Water Resources Group

Water Resources Group : Nestlé, l'eau et la Confédération suisse

De l’eau rouge comme du sang clapotant dans des bouteilles en plastique où s’affichaient des étiquettes «Nestlé» ou «$». Tel était l’accueil que des activistes de Multiwatch et attac réservaient aux actionnaires de Nestlé lors de leur AG le 12 avril 2018 à Lausanne.

La critique des militant·e·s visait à la fois l’offensive de Nestlé pour la privatisation de l’eau et le soutien de la Direction du développement et de la coopération suisse (DDC) à ce commerce de l’eau qui se chiffre en millions.

Le Water Resources Group (WRG) a été fondé il y a dix ans au World Economic Forum (WEF). Il a pour mission d’avoir «un monde avec assez d’eau sûre pour couvrir les besoins des gens, des écosystèmes et de l’économie » (2030wrg.org). Rien d’étonnant à ce qu’il entende travailler prioritairement avec des «partenaires» de l’économie privée, des gouvernements, des institutions internationales et même, soutient-il, des représentant·e·s de la «société civile».

Parmi les six entreprises partenaires du secteur privé, on trouve les leaders de l’eau en bouteille: Coca-Cola, Pepsico et Nestlé. La multinationale suisse y tient un poids particulier, vu que les conseils d’administration du WRG et de Nestlé ont le même président. En 2017, Nestlé a fait un profit d’un millard rien qu’avec le commerce de l’eau.

La Banque mondiale est l’un des «partenaires globaux» important. Sa politique visant à pousser des villes à privatiser l’eau, comme ça a été le cas en Afrique du Sud, a des conséquences dramatiques pour celles et ceux qui se voient privés d’accès à l’eau faute de moyens économiques suffisants. Certain·e·s parlent d’une «apartheid de l’eau».

La Confédération figure parmi ces partenaires. Non seulement, la DDC a fait des dons de plusieurs millions de francs, mais elle a aussi réservé au WRG une plateforme importante au Swiss Pavillon lors du forum mondial de l’eau de cette année au Brésil.

Comme le constate un journaliste de la Wochenzeitung : présenté comme ‘plateforme large’, le WRG se révèle être plutôt «un arrangement pour faciliter les contacts entre les grandes entreprises, les représentant·e·s des autorités et les banques de développement. Les entreprises veulent avant tout garder leur modèle de commerce et accéder sans entraves à l’eau».

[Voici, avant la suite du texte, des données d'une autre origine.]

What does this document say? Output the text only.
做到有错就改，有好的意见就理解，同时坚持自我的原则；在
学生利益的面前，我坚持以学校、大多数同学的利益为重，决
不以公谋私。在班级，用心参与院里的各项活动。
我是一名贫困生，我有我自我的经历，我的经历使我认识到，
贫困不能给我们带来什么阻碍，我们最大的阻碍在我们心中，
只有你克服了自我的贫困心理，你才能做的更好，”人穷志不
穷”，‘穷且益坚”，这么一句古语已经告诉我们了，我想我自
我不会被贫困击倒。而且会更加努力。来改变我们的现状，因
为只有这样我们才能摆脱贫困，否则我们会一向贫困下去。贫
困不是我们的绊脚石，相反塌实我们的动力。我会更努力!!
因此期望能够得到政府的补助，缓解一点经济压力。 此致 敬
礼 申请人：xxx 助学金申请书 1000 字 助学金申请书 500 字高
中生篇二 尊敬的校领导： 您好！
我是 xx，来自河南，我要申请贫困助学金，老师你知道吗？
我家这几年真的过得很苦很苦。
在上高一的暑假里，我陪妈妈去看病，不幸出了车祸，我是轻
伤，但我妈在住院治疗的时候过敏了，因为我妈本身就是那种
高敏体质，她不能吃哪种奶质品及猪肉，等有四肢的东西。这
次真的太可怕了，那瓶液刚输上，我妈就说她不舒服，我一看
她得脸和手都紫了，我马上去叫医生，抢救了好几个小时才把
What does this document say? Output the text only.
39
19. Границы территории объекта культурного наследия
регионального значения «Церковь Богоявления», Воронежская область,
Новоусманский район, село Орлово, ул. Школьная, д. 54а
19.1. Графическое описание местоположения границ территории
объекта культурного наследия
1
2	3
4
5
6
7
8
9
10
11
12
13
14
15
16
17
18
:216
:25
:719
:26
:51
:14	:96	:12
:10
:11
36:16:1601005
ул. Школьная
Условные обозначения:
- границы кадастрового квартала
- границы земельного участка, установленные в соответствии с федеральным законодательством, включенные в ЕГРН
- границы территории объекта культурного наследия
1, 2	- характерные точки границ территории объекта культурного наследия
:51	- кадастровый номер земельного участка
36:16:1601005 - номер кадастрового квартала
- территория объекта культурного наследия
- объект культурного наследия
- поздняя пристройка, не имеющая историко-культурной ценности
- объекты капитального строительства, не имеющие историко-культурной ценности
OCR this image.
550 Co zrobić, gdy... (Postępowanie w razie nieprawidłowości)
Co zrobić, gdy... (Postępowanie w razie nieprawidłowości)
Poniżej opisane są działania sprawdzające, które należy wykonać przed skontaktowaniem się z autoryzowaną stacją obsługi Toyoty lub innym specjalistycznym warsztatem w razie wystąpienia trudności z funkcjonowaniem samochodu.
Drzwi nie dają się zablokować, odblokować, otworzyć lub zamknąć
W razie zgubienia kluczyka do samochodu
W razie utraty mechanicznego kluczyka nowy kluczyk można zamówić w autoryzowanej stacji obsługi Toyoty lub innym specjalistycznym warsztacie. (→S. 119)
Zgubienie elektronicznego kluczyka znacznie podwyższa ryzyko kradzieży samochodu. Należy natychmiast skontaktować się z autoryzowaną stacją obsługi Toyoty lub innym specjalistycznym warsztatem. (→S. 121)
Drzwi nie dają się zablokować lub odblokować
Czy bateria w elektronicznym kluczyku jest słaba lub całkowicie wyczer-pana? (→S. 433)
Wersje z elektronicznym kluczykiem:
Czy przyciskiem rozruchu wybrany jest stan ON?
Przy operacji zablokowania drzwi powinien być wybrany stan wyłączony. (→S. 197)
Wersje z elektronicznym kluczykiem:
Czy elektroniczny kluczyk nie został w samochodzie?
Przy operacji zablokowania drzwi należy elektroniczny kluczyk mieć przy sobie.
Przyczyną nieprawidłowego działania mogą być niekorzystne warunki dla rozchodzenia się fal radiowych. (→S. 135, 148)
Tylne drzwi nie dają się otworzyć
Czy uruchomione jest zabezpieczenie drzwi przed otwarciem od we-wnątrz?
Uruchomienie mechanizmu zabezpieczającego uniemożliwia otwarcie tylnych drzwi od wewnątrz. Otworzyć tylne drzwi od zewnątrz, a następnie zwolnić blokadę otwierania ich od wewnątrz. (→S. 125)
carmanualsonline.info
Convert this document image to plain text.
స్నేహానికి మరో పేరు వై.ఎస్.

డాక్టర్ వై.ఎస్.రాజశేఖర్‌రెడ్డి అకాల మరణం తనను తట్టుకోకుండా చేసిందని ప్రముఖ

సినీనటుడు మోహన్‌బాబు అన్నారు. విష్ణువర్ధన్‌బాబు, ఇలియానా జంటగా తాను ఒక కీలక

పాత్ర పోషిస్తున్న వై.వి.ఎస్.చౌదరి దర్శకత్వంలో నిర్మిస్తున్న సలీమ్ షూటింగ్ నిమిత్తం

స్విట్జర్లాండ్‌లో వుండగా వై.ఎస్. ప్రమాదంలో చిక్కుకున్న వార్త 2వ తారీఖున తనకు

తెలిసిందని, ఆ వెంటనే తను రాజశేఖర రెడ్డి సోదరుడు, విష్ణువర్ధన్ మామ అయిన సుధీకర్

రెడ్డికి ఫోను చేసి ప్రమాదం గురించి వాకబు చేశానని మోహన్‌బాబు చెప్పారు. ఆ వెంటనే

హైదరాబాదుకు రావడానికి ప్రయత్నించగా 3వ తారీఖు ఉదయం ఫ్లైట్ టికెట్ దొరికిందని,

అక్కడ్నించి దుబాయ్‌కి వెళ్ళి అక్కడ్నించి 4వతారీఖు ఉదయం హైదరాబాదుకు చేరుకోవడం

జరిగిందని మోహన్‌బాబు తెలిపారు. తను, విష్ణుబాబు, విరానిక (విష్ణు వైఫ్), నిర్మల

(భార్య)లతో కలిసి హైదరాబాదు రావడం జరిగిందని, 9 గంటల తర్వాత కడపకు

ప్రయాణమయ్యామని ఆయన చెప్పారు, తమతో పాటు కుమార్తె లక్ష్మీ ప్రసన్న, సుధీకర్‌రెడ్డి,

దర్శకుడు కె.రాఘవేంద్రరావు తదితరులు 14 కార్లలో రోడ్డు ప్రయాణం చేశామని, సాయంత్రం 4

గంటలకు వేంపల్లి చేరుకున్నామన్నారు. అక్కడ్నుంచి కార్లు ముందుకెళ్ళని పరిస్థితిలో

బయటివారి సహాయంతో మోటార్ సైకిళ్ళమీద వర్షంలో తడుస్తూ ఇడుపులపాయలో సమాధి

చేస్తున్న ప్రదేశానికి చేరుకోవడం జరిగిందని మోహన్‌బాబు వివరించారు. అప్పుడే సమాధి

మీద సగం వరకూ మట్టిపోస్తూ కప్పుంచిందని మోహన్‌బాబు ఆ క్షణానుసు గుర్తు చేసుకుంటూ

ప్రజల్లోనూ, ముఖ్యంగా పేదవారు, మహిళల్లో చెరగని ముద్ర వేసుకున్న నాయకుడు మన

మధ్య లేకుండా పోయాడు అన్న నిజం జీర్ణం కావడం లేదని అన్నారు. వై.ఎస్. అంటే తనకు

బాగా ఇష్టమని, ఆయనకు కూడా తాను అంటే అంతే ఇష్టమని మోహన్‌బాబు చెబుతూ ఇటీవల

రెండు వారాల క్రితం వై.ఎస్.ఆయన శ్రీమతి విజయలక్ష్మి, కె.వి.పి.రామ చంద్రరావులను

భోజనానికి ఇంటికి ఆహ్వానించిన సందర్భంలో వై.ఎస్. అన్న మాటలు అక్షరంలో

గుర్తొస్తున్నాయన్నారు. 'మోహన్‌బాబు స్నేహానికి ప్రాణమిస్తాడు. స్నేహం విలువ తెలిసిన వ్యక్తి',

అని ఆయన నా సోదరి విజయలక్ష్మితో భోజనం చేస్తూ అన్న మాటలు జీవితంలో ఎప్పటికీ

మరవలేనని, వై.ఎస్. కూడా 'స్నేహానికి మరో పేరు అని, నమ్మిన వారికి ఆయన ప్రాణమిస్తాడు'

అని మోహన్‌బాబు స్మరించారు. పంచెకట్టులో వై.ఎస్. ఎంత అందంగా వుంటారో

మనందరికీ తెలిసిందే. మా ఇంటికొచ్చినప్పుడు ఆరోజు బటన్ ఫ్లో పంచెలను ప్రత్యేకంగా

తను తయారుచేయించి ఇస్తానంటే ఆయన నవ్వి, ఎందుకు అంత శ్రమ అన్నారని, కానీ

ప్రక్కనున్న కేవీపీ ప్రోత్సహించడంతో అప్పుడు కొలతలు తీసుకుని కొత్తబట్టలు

Des voix de la société civile se font entendre à travers d’autres canaux que le WRG. Lors du Forum alternatif mondial de l’eau (FAME), une trentaine d’organisations travaillant sur l’eau au Brésil ont signé une lettre qui s’adresse à la DDC. Elles remettent en question le soutien de la DDC au partenariat public-privé dans le secteur de l’eau et louent les réseaux de distribution d’eau et d’assainissement de la Suisse. En outre, 27 organisations et partis suisses ont signé une lettre critique qui va dans le même sens et conclut avec la revendication «de prendre des mesures pour renforcer le contrôle démocratique de l’eau comme bien public».